For more information, call the museum at (919) 807-7900, or visit ncmuseumofhistory.org.

‘The Making of the Mountain’

For those who might not be able to make it down to the N.C. Museum of History, another new exhibit takes advantage of the treasure trove digitized at the UNC Library. The Grandfather Mountain Stewardship has created a new exhibit titled “The Making of a Mountain.” It showcases the history of Grandfather Mountain the life of Hugh Morton.

“If a picture’s worth a thousand words, Hugh Morton’s vocabulary was astronomical,” said Frank Ruggiero, director of marketing and communications for the Grandfather Mountain Stewardship Foundation. “This new exhibit allows viewers to experience the story of Grandfather Mountain through the personal lens of its founder. The Mile High Swinging Bridge, Mildred the Bear, the world-famous profile — they’re all here, and then some. Call it a profile on a profile.”

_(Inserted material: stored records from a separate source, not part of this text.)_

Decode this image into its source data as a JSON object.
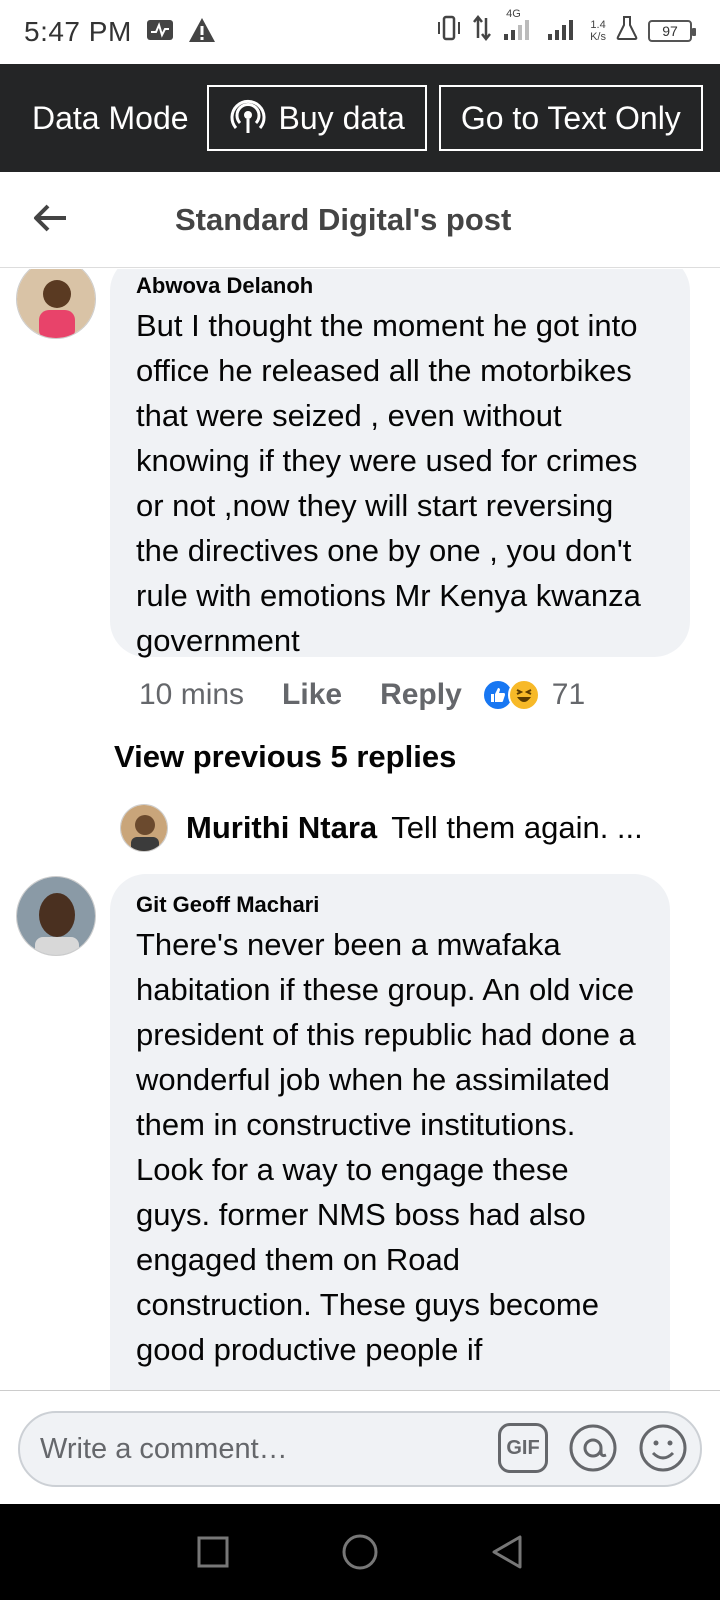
{
  "status_bar": {
    "time": "5:47 PM",
    "network_type": "4G",
    "speed_value": "1.4",
    "speed_unit": "K/s",
    "battery": "97"
  },
  "data_bar": {
    "mode_label": "Data Mode",
    "buy_data_label": "Buy data",
    "text_only_label": "Go to Text Only"
  },
  "header": {
    "title": "Standard Digital's post"
  },
  "comments": [
    {
      "author": "Abwova Delanoh",
      "text": "But I thought the moment he got into office he released all the motorbikes that were seized , even without knowing if they were used for crimes or not ,now they will start reversing the directives one by one , you don't rule with emotions Mr Kenya kwanza government",
      "time": "10 mins",
      "like_label": "Like",
      "reply_label": "Reply",
      "reaction_count": "71",
      "view_previous": "View previous 5 replies",
      "latest_reply": {
        "author": "Murithi Ntara",
        "text": "Tell them again. ..."
      }
    },
    {
      "author": "Git Geoff Machari",
      "text": "There's never been a mwafaka habitation if these group. An old vice president of this republic had done a wonderful job when he assimilated them in constructive institutions. Look for a way to engage these guys. former NMS boss had also engaged them on Road construction. These guys become good productive people  if"
    }
  ],
  "composer": {
    "placeholder": "Write a comment…",
    "gif_label": "GIF"
  },
  "colors": {
    "data_bar_bg": "#242526",
    "bubble_bg": "#f0f2f5",
    "like_blue": "#1877f2",
    "haha_yellow": "#f7b928"
  }
}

According to Ruggiero, the new exhibit is especially enlightening for those interested in the history of the Grandfather Mountain area.

“Did you know, for instance, that Grandfather Mountain had a filling station at its entrance gate? Or that hang-gliders used to soar from these very peaks, the same from which Mickey Mantle batted a baseball into oblivion? This photo retrospective brings the mountain’s storied history to vivid life,” Ruggiero said.

To honor Morton’s legacy as an environmentalist, tourism innovator and photographer, Mountain Times Publications established and continues to sponsor the Hugh Morton Photographer of the Year Award. The award, administered by the North Carolina Press Association, recognizes a photographer’s body of work for the contest year.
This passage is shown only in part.